First of all, you need to prepare everything you need to replace the steering rack - a steering rack repair kit, corrugation, bearings on the gear shaft, Litol, an octagonal wrench for 17, a set of wrenches, a tool for working with bearings and a bearing puller. Also, it is better for you to carry out repair work using a viewing hole and with a partner, since it is very difficult for one to assemble and disassemble the steering rack.

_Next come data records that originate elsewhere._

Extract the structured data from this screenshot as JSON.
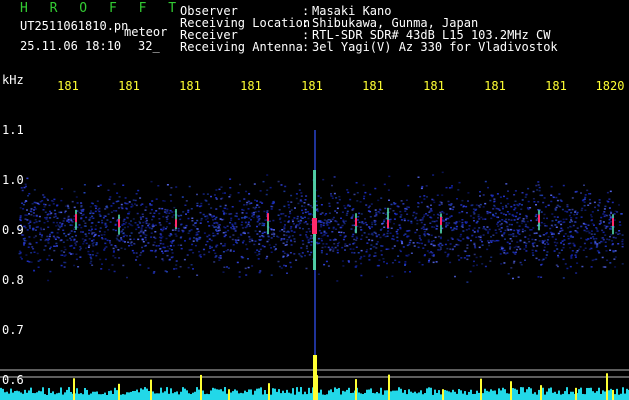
{
  "header": {
    "title": "H R O F F T",
    "filename": "UT2511061810.pn",
    "mode": "meteor",
    "datetime": "25.11.06 18:10",
    "count": "32_",
    "info": [
      {
        "label": "Observer",
        "sep": ":",
        "value": "Masaki Kano"
      },
      {
        "label": "Receiving Location",
        "sep": ":",
        "value": "Shibukawa, Gunma, Japan"
      },
      {
        "label": "Receiver",
        "sep": ":",
        "value": "RTL-SDR SDR# 43dB L15 103.2MHz CW"
      },
      {
        "label": "Receiving Antenna",
        "sep": ":",
        "value": "3el Yagi(V) Az 330 for Vladivostok"
      }
    ]
  },
  "axes": {
    "y_unit": "kHz",
    "y_ticks": [
      "1.1",
      "1.0",
      "0.9",
      "0.8",
      "0.7",
      "0.6"
    ],
    "x_ticks": [
      "181",
      "181",
      "181",
      "181",
      "181",
      "181",
      "181",
      "181",
      "181",
      "1820"
    ]
  },
  "colors": {
    "background": "#000000",
    "noise": "#1a2dbf",
    "echo": "#ff2a6a",
    "spike": "#ffff33",
    "floor": "#22d8e8",
    "gridline": "#bbbbbb"
  }
}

First, you need to unpin the nuts on the steering pins, then remove the pins from the holes in the pivot arms of the suspension struts;
Then we need to unscrew the locking bolt on the splined joint, which is located at the pedal assembly;
We unscrew the nuts that press the steering mechanism to the body of the car using a head of 13;
We pull out the brackets for fastening the mechanism;
Then we disconnect the drive gear from the steering shaft, then you need to put the right side of the car on a jack and remove the steering gear through the opening in the wheel niche;
Using a 22 head, a chisel and a hammer (useful in order to bend the edges of the locking plate), remove the bolts on the steering rods;
Remove the locking and connecting plates and disconnect the steering rods;
Remove the protective cover and rubber support;
We remove the rail;
When we have disassembled everything, it is advisable to flush the crankcase of the mechanism and press a new bearing taken from the repair kit into it;
We lubricate all the gears with Litol and assemble the mechanism in reverse order;
After assembly, it is imperative to adjust the clearance to 0.12 between the nut and the stop.

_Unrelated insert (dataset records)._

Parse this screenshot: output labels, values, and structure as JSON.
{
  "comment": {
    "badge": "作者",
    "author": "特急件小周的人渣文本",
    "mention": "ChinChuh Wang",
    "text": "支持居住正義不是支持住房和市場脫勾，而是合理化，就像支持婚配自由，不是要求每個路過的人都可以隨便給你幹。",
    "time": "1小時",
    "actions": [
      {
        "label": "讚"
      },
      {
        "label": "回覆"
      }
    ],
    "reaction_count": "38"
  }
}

As you have seen, there is nothing complicated about this repair. This procedure is to be performed by everyone.
VIDEO
But it is not always possible to eliminate the breakdown of the steering rack on your own, in particular the knock caused by malfunctions in the steering system of the vehicle. As a rule, Japanese and European cars are produced taking into account the perfectly flat roads on which they are used in their countries, making the conclusion that the resource of the steering unit on our roads drops significantly.
Video (click to play).
I would like to give you some tips on how to operate your vehicle that can help you avoid steering rack problems or make it a rare occasion to visit service centers.

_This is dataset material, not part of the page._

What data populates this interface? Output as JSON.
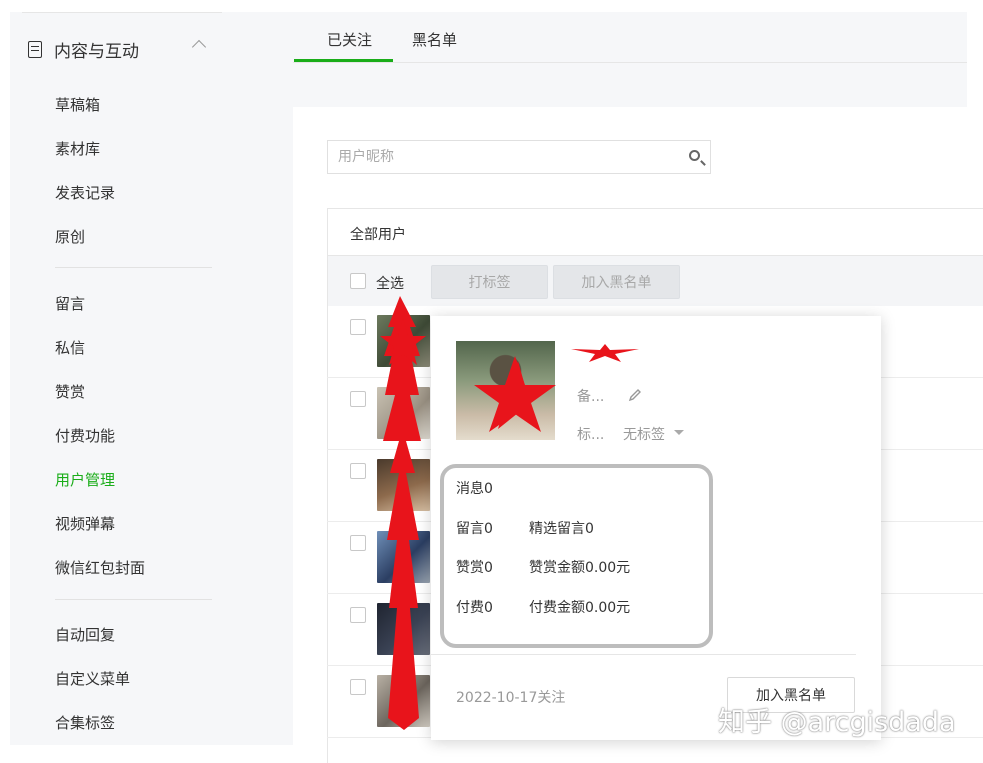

try never to turn the steering wheel to the stop, moreover, do not leave it in this position for more than 10 seconds. It is also not advisable to start a vehicle with the steering wheel turned out, because there is a very strong pressure on the entire hydraulic system, which will necessarily result in wear of the power steering;
it is recommended to periodically check the anthers to ensure that they are in good condition;
when troubleshooting the steering rack or when finding out the reasons for a breakdown in the steering system, all activities must be carried out clean and with clean hands, since even ordinary dust can very quickly lead to a malfunction of the steering rack;
if you decide to contact a car service with a broken steering rack, it is advisable to personally attend and monitor the entire repair process;
especially carefully monitor the condition of the steering rack in winter. Try to avoid strong steering and sharp maneuvers until the engine is fully warmed up.